Por Guilherme Meneghetti
Minutos antes da estreia de Vanessa Moe nesta SPFW, a estilista estava tentando acalmar as modelos no backstage. “Algumas estão viajando pela primeira vez internacionalmente”, conta. “Moram no norte da Austrália e até tiveram que viajar para outra cidade para tirar o passaporte. Elas estão fascinadas por estarem aqui, disseram ‘meu deus, vou pisar na mesma passarela que as grandes modelos brasileiras pisaram’ [risos]. Afinal, todo mundo conhece a nossa beleza, né? O SPFW é muito forte também por isso”.
Todas as modelos são herdeiras da população viva mais antiga do planeta: os aborígenes da Oceania, a população que saiu da África antes do resto da humanidade e foi para a Oceania há mais de 60.000 anos. Foi essa cultura que inspirou a coleção, que a estilista chamou de ‘projeto’ Circles, já que o círculo é uma figura enigmática para a tribo, tanto na arte milenar e contemporânea, como as figuras que pintam no corpo.
“Todas as modelos são de lá, algumas das quais são profissionais, mas nem todas. Existe uma variedade muito grande dentro da cultura aborígene, são grupos diferentes, e cada uma tem feições bem diferentes também. Conseguimos chamar modelos bem variadas para representar a cultura”.
Não é de hoje que Vanessa é fascinada pela cultura indígena em geral, e a vontade de trabalhar com este tema numa coleção já estava em mente. Desde 2002, a estilista mora na Austrália, onde já se apresentou na semana de moda de Sydney, e, ao conhecer a cultura aborígene local conversando e pesquisando com organizações que mantém viva a herança da população, fascinou-se ainda mais.
“Chamei de ‘projeto’ porque não queria que eu simplesmente me apropriasse disso tudo, queria mesmo é dar mais visibilidade para essa povo”, ela explica sobre os indígenas que sofreram séculos nas mãos dos colonizadores e hoje são minoria que luta para preservar sua herança. “E aí surgiu a oportunidade de trazer as modelos, uma delas é a Shelley Cable, Miss NAIDOC [Comitê Nacional de Observação dos Aborígenes e dos Insulares Merinda Dryden] de 2016, que está nesta viagem [para o SPFW] representando oficialmente a voz de seu povo”.
A coleção levou aproximadamente um ano para ficar pronta, pois foi construída sob os princípios de Alta Costura. São 12 vestidos numa paleta de cores pontual: branco, preto e vermelho, as cores que os aborígenes mais usam, “porque vêm da terra”. O shape é reto, bem próximo ao corpo, alguns dos vestidos têm barra volumosa, com tules em camadas ou plumas, como o vestido preto que fechou o desfile.

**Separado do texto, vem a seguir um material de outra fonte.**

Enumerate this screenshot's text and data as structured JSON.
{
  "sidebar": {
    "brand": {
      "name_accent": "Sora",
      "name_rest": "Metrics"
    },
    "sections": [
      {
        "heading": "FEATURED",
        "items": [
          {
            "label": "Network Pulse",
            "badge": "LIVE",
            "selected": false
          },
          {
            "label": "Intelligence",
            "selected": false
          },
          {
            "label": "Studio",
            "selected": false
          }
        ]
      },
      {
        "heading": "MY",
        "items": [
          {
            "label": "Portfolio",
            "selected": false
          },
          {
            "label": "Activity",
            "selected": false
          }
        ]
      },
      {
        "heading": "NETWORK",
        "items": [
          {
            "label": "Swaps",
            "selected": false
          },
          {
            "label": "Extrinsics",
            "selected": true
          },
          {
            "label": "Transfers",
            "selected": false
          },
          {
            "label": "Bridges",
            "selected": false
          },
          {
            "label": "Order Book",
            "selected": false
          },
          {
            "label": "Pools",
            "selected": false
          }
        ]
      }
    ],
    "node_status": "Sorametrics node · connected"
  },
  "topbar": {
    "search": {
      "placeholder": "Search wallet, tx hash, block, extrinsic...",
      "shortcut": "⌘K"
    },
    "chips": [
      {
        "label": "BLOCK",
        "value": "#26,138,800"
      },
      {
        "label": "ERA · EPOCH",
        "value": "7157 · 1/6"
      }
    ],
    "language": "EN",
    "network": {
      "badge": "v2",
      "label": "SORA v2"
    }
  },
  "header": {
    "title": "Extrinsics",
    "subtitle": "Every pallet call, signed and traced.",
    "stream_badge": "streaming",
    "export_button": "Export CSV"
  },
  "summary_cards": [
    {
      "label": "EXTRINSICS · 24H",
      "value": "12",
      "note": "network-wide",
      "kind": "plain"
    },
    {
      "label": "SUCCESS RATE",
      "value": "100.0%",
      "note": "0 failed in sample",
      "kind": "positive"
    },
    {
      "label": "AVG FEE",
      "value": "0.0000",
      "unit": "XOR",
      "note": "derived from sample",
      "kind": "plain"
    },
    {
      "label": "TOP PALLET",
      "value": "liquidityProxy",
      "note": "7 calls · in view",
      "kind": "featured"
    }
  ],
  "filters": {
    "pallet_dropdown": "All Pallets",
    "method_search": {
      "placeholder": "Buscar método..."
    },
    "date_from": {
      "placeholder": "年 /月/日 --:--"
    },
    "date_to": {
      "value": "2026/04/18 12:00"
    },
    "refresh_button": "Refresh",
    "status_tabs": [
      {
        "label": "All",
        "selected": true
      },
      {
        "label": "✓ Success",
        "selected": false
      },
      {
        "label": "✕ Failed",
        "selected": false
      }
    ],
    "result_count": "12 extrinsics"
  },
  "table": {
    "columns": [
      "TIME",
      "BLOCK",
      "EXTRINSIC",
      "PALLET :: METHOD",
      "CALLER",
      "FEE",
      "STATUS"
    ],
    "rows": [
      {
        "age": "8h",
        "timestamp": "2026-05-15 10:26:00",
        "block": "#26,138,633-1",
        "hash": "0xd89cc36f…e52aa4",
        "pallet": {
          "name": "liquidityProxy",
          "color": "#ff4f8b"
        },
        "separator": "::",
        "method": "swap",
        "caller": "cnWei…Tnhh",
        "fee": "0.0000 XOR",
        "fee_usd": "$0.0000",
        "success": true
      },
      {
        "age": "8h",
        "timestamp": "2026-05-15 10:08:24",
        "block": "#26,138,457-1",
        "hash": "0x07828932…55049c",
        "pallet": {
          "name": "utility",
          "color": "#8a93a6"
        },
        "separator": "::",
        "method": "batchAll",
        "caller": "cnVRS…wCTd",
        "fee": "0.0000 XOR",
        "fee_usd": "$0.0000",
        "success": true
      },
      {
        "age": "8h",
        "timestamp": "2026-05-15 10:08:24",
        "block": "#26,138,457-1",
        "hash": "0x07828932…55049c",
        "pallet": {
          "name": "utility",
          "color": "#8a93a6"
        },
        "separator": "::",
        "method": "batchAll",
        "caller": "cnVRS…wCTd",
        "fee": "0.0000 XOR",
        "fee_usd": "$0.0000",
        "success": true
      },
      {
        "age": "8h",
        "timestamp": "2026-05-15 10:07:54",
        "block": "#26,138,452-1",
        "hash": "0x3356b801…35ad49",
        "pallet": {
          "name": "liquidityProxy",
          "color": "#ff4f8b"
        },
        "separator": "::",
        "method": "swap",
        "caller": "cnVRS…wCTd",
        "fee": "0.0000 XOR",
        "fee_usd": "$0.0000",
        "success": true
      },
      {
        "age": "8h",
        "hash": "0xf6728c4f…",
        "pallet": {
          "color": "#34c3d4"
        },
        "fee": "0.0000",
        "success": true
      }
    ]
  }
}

Todos os detalhes foram aplicados à mão. As plumas foram inspiradas no clã Aranda, que habita a região central da Austrália e usa penas em rituais religiosos que duram até três dias. As penas usadas na coleção são de ema e corvo, colhidas quando caíram naturalmente das aves, num processo lentíssimo. “São as mulheres do clã que buscam as penas pra fazer os adereços deles”.
As cordas também. “Foi um trançado que demorou muito, todos foram enrolados à mão e costurados na parte de trás da peça. Foi uma das minhas inspirações também, que eu tive a oportunidade de ver uma aborígene fazendo um cesto desde o começo do processo: eles pegam como se fosse uma linha que sai de uma árvore, enrolam, enrolam, e então surge o cesto, instrumento essencial em seu dia a dia”.

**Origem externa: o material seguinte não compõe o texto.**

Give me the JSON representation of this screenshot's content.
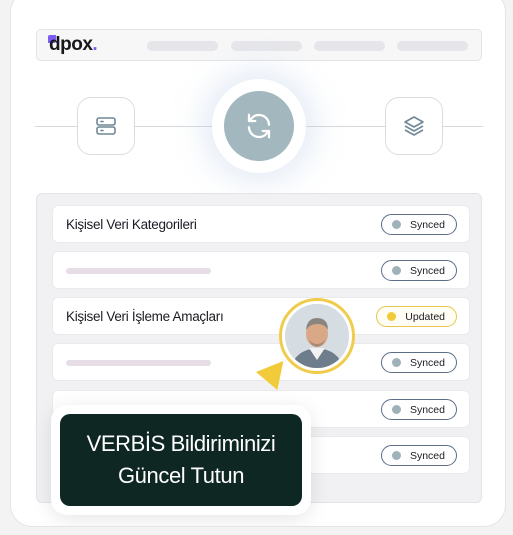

Todas as peças da coleção estarão à venda, em edição limitada, na pop-up que a estilista armou em São Paulo, onde fica até dia 17 de setembro.
A ideia de apresentar a coleção no SPFW foi de estreitar a relação entre os estilistas brasileiros e australianos. “Acho que somos dois grandes países do hemisfério sul, e acredito que é super possível estreitar essa relação”.